El principio es sencillo:
un servicio que no se necesita no debería estar expuesto.
Y un sistema que necesita estar disponible debe disponer de una estrategia adecuada de mantenimiento y actualización.
Usuarios, permisos y contraseñas en entornos OT
Una contraseña débil puede anular muchas de las demás medidas de protección.
Por ello, es necesario definir:
- usuarios individuales;
- roles;
- permisos;
- credenciales robustas;
- separación entre operador, mantenimiento y administración.
No todo el mundo necesita poder modificar los mismos parámetros.
El principio que debemos aplicar es el de mínimo privilegio: cada usuario solo debe poder ejecutar las acciones estrictamente necesarias para desarrollar su función.
En determinados sistemas también puede ser conveniente implementar mecanismos como MFA, certificados u otros sistemas de autenticación reforzada.

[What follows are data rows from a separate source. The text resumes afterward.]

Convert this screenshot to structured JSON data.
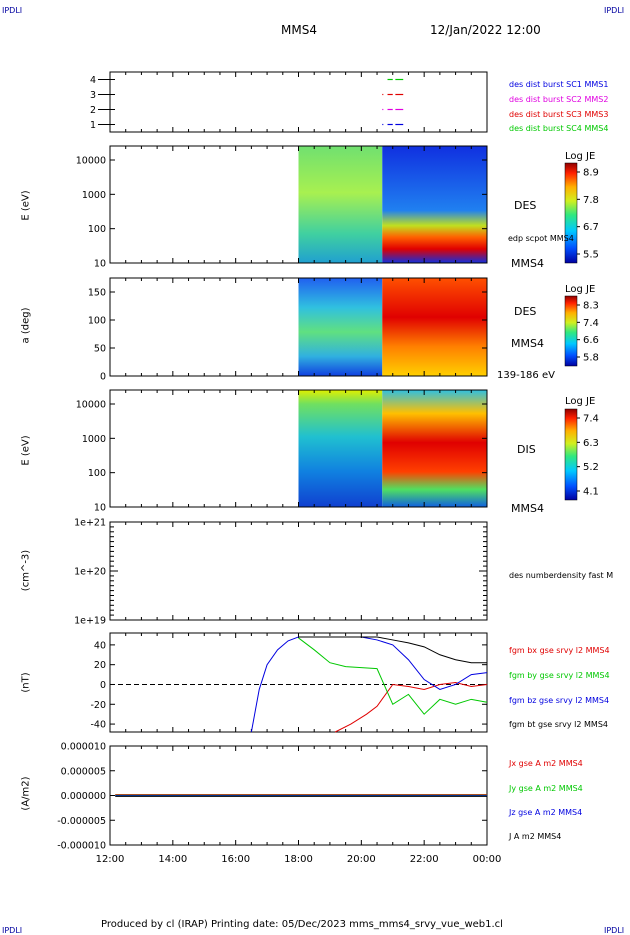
{
  "corners": {
    "tl": "IPDLI",
    "tr": "IPDLI",
    "bl": "IPDLI",
    "br": "IPDLI"
  },
  "header": {
    "spacecraft": "MMS4",
    "datetime": "12/Jan/2022 12:00"
  },
  "footer": {
    "text": "Produced by cl (IRAP)   Printing date: 05/Dec/2023   mms_mms4_srvy_vue_web1.cl"
  },
  "colors": {
    "red": "#e00000",
    "green": "#00c800",
    "blue": "#0000e0",
    "magenta": "#e000e0",
    "black": "#000000"
  },
  "chart_data": [
    {
      "type": "line",
      "panel": "burst-availability",
      "ylim": [
        0.5,
        4.5
      ],
      "ytick_labels": [
        "4",
        "3",
        "2",
        "1"
      ],
      "series": [
        {
          "name": "des dist burst SC1 MMS1",
          "color": "#0000e0",
          "level": 1,
          "segments": [
            [
              "20:40",
              "20:42"
            ],
            [
              "20:50",
              "21:00"
            ],
            [
              "21:05",
              "21:20"
            ]
          ]
        },
        {
          "name": "des dist burst SC2 MMS2",
          "color": "#e000e0",
          "level": 2,
          "segments": [
            [
              "20:40",
              "20:42"
            ],
            [
              "20:50",
              "21:00"
            ],
            [
              "21:05",
              "21:20"
            ]
          ]
        },
        {
          "name": "des dist burst SC3 MMS3",
          "color": "#e00000",
          "level": 3,
          "segments": [
            [
              "20:40",
              "20:42"
            ],
            [
              "20:50",
              "21:00"
            ],
            [
              "21:05",
              "21:20"
            ]
          ]
        },
        {
          "name": "des dist burst SC4 MMS4",
          "color": "#00c800",
          "level": 4,
          "segments": [
            [
              "20:50",
              "21:00"
            ],
            [
              "21:05",
              "21:20"
            ]
          ]
        }
      ]
    },
    {
      "type": "heatmap",
      "panel": "des-energy",
      "ylabel": "E (eV)",
      "ytick_labels": [
        "10000",
        "1000",
        "100",
        "10"
      ],
      "side_label": "DES",
      "side_sublabel": "edp scpot MMS4",
      "bottom_right": "MMS4",
      "colorbar": {
        "title": "Log JE",
        "ticks": [
          "8.9",
          "7.8",
          "6.7",
          "5.5"
        ]
      },
      "data_start": "18:00"
    },
    {
      "type": "heatmap",
      "panel": "des-pitch",
      "ylabel": "a (deg)",
      "ytick_labels": [
        "150",
        "100",
        "50",
        "0"
      ],
      "side_label": "DES",
      "side_sublabel": "MMS4",
      "bottom_right": "139-186 eV",
      "colorbar": {
        "title": "Log JE",
        "ticks": [
          "8.3",
          "7.4",
          "6.6",
          "5.8"
        ]
      },
      "data_start": "18:00"
    },
    {
      "type": "heatmap",
      "panel": "dis-energy",
      "ylabel": "E (eV)",
      "ytick_labels": [
        "10000",
        "1000",
        "100",
        "10"
      ],
      "side_label": "DIS",
      "bottom_right": "MMS4",
      "colorbar": {
        "title": "Log JE",
        "ticks": [
          "7.4",
          "6.3",
          "5.2",
          "4.1"
        ]
      },
      "data_start": "18:00"
    },
    {
      "type": "line",
      "panel": "density",
      "ylabel": "(cm^-3)",
      "ytick_labels": [
        "1e+21",
        "1e+20",
        "1e+19"
      ],
      "series": [
        {
          "name": "des numberdensity fast M",
          "color": "#000000",
          "values": []
        }
      ]
    },
    {
      "type": "line",
      "panel": "magnetic-field",
      "ylabel": "(nT)",
      "ylim": [
        -48,
        52
      ],
      "ytick_labels": [
        "40",
        "20",
        "0",
        "-20",
        "-40"
      ],
      "series": [
        {
          "name": "fgm bx gse srvy l2 MMS4",
          "color": "#e00000",
          "x": [
            "19:10",
            "19:40",
            "20:10",
            "20:30",
            "21:00",
            "21:30",
            "22:00",
            "22:30",
            "23:00",
            "23:30",
            "24:00"
          ],
          "values": [
            -48,
            -40,
            -30,
            -22,
            0,
            -2,
            -5,
            0,
            2,
            -2,
            0
          ]
        },
        {
          "name": "fgm by gse srvy l2 MMS4",
          "color": "#00c800",
          "x": [
            "18:00",
            "18:30",
            "19:00",
            "19:30",
            "20:00",
            "20:30",
            "21:00",
            "21:30",
            "22:00",
            "22:30",
            "23:00",
            "23:30",
            "24:00"
          ],
          "values": [
            47,
            35,
            22,
            18,
            17,
            16,
            -20,
            -10,
            -30,
            -15,
            -20,
            -15,
            -18
          ]
        },
        {
          "name": "fgm bz gse srvy l2 MMS4",
          "color": "#0000e0",
          "x": [
            "16:30",
            "16:45",
            "17:00",
            "17:20",
            "17:40",
            "18:00",
            "19:00",
            "20:00",
            "20:30",
            "21:00",
            "21:30",
            "22:00",
            "22:30",
            "23:00",
            "23:30",
            "24:00"
          ],
          "values": [
            -48,
            -5,
            20,
            35,
            44,
            48,
            48,
            48,
            45,
            40,
            25,
            5,
            -5,
            0,
            10,
            12
          ]
        },
        {
          "name": "fgm bt gse srvy l2 MMS4",
          "color": "#000000",
          "x": [
            "18:00",
            "19:00",
            "20:00",
            "20:30",
            "21:00",
            "21:30",
            "22:00",
            "22:30",
            "23:00",
            "23:30",
            "24:00"
          ],
          "values": [
            48,
            48,
            48,
            48,
            45,
            42,
            38,
            30,
            25,
            22,
            22
          ]
        }
      ]
    },
    {
      "type": "line",
      "panel": "current-density",
      "ylabel": "(A/m2)",
      "ylim": [
        -0.0001,
        0.0001
      ],
      "ytick_labels": [
        "0.000010",
        "0.000005",
        "0.000000",
        "-0.000005",
        "-0.000010"
      ],
      "xtick_labels": [
        "12:00",
        "14:00",
        "16:00",
        "18:00",
        "20:00",
        "22:00",
        "00:00"
      ],
      "series": [
        {
          "name": "Jx gse A m2 MMS4",
          "color": "#e00000",
          "values": []
        },
        {
          "name": "Jy gse A m2 MMS4",
          "color": "#00c800",
          "values": []
        },
        {
          "name": "Jz gse A m2 MMS4",
          "color": "#0000e0",
          "values": []
        },
        {
          "name": "J A m2 MMS4",
          "color": "#000000",
          "values": []
        }
      ]
    }
  ]
}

Sin logs, un incidente de ciberseguridad puede pasar desapercibido
Proteger el sistema es importante.
Pero también lo es saber qué ha ocurrido si algo falla.
La monitorización y los registros permiten conocer:
- quién ha accedido;
- cuándo lo ha hecho;
- qué configuraciones han cambiado;
- qué intentos de acceso se han producido;
- si un evento podría haber afectado a la seguridad funcional.
Por ello, los principales componentes del sistema deberían generar y conservar evidencias suficientes de los eventos relevantes.
De la evaluación de ciberseguridad industrial a las medidas correctoras
El objetivo de una evaluación de ciberseguridad industrial no es simplemente elaborar una lista de vulnerabilidades.
El objetivo es determinar qué debemos hacer para reducir el riesgo.
Imaginemos una máquina conectada a una red externa sin un control efectivo del tráfico entrante.
Una posible estrategia de mejora podría incluir:
- Definir claramente la frontera del SUC.
- Implantar un firewall industrial, ACL o mecanismo equivalente.
- Aplicar una política deny by default.
- Crear una whitelist de comunicaciones necesarias.
- Separar la máquina mediante VLAN o subred.
- Bloquear servicios innecesarios.
- Registrar los intentos de conexión no autorizados.
- Documentar y verificar la configuración aplicada.
Y, tan importante como implementar estas medidas, es generar evidencias que permitan justificarlas.
Por ejemplo:
- diagramas de red;
- inventarios de activos;
- definición de zonas y conductos;
- listados de flujos autorizados;
- configuraciones de firewall;
- resultados de pruebas;
- registros de eventos.
La ciberseguridad ya forma parte de la seguridad de máquinas
La industria continuará avanzando hacia sistemas más conectados.
Mantenimiento remoto, IIoT, sistemas de supervisión, integración con redes corporativas y nuevos servicios digitales aportan enormes posibilidades, pero también hacen que la frontera entre seguridad funcional y ciberseguridad sea cada vez más estrecha.
Por ello, analizar una máquina únicamente desde el punto de vista mecánico o eléctrico ya no siempre es suficiente.
Debemos entender también:
qué está conectado, quién puede acceder, qué puede modificar y qué consecuencias podría tener esa modificación.
En definitiva, la cuestión no es solo evitar que alguien acceda a una máquina.
La cuestión es asegurar que ninguna alteración digital pueda comprometer su comportamiento seguro.
Y probablemente este será uno de los cambios de mentalidad más importantes que tendremos que asumir en seguridad de máquinas durante los próximos años.